Common knowledge behind Simó's bar:
• Always add all of your ingredients before you've added ice. Once you've added ice, the clock is ticking.
• In case of needing to make adjustments, always add too little of your sweetener. The easiest thing to change in a drink, all you have to do is add one element to it. If it's too sweet, then you have to add at least three more ingredients and then reincorporate them to fix it.

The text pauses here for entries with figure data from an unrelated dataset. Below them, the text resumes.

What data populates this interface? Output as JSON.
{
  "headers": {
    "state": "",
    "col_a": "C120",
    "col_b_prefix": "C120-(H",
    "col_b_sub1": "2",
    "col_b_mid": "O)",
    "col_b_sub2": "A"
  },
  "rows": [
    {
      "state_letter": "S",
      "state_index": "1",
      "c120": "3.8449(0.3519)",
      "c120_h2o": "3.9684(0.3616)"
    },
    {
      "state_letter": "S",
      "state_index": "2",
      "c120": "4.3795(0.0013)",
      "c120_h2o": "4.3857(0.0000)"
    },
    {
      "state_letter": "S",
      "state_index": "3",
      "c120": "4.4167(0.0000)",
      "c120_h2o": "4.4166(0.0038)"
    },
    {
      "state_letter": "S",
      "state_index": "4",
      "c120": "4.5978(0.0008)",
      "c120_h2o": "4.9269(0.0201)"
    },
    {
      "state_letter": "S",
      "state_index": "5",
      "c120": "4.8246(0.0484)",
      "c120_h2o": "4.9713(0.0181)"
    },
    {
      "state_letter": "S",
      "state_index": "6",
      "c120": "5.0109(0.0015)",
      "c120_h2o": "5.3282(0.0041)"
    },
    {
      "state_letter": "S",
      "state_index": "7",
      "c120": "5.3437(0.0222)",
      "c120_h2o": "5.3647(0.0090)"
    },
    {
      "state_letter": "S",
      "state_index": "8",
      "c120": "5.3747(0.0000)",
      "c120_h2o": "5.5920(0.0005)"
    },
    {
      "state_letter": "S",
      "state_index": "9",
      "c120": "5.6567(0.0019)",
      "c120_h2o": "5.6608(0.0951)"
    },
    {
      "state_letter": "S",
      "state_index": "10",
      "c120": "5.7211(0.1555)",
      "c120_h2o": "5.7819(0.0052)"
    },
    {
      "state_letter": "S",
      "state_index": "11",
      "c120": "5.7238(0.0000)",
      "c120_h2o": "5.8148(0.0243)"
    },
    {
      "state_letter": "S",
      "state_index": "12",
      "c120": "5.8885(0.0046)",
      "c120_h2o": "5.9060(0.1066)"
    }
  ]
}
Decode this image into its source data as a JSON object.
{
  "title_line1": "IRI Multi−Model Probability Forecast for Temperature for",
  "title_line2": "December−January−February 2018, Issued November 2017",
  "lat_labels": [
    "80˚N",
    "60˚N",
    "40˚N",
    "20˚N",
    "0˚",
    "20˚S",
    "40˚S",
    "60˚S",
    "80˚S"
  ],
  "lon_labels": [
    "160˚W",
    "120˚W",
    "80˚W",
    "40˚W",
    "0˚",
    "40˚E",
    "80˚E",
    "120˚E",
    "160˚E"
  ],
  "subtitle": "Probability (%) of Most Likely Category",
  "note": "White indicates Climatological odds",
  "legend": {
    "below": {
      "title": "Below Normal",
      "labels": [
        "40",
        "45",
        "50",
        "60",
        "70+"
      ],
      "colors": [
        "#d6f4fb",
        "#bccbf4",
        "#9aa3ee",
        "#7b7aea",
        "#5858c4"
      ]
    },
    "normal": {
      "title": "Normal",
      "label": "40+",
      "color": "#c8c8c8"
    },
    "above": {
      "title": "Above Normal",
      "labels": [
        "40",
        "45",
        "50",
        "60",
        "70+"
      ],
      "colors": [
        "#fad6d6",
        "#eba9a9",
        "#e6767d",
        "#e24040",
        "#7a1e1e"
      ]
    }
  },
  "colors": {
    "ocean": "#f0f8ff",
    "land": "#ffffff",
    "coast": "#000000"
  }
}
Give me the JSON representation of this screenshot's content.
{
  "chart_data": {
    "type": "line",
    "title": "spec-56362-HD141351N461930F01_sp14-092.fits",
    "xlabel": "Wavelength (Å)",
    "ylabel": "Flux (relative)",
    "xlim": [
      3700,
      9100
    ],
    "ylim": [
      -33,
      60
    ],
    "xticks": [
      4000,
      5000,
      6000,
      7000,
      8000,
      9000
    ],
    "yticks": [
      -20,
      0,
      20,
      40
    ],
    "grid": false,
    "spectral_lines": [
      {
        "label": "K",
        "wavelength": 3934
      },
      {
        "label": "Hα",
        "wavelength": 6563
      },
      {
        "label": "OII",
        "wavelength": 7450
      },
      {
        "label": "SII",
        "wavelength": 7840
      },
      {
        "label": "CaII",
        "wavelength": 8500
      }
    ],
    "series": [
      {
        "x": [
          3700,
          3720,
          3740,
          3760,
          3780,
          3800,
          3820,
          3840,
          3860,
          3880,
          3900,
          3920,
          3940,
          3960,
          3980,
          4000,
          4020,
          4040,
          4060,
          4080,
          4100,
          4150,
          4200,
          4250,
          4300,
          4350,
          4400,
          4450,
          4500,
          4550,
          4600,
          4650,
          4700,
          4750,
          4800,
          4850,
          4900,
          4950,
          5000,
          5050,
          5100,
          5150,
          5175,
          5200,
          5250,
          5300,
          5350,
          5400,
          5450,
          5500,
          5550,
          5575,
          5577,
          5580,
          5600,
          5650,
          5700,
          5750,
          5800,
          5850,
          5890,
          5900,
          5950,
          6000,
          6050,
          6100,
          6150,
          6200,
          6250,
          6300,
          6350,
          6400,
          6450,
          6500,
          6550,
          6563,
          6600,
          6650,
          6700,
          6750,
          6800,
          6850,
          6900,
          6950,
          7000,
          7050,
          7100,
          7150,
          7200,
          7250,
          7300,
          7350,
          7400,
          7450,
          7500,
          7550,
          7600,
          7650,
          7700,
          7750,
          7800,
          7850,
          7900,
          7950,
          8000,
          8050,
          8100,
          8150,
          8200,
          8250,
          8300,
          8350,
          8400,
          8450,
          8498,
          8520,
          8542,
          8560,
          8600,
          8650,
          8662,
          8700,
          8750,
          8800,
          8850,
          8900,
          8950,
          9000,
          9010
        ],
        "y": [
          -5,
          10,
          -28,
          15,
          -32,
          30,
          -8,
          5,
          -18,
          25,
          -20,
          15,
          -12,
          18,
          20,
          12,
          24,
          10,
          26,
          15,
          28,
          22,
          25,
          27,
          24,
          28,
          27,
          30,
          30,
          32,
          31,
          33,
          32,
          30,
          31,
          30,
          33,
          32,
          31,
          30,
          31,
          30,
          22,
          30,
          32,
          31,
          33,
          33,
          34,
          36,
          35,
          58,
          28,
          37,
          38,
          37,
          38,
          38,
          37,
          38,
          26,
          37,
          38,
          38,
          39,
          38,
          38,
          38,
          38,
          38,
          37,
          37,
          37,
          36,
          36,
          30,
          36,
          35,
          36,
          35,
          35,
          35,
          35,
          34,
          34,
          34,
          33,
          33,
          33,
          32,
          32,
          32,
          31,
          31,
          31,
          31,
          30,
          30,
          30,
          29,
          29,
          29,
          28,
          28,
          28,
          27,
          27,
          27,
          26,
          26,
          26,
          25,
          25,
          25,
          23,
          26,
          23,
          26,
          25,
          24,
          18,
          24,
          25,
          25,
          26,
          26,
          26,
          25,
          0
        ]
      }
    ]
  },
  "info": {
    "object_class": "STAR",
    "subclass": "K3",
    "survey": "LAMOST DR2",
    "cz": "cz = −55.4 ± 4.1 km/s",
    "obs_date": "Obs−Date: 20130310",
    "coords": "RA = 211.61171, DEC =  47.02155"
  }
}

• Taste your drinks! People add all of their ingredients and then shake it and wait until they put it into a glass to taste it. That's stupid — learn how to taste if before it's diluted.
At first taste
"The first time I was really blown away by a cocktail was a Manhattan at Pegu Club. I drank a lot of Manhattans, but I'd never had Rittenhouse, and I'd never had Carpano Antica. I was like, "Whoa, what was that?" I remember, I walked out, and I walked to the nearest liquor store I could find and I found out that that bottle of Rittenhouse was cheaper than what I'd paid for that Manhattan. I could have sworn they were using some crazy, expensive whiskey I couldn't find. I didn't feel ripped off. I just thought, "What a treasure." I started buying Rittenhouse at $11 or $12. That was a song."
The go-to cocktail
"A Negroni. Pretty much everyone has those ingredients. At bars that I think might know how to make drinks, I'll get an Old Fashioned or a Daiquiri because those are my favorites. But any bar, or any restaurant has ingredients for a Negroni. At home I drink a lot of sherry, a lot of vermouth on the rocks, beer, wine."
The secret to Simó's perfect Southside
"I put a little love in it. That and orange bitters. Love disguised as orange bitters. Because sometimes love is a little bitter."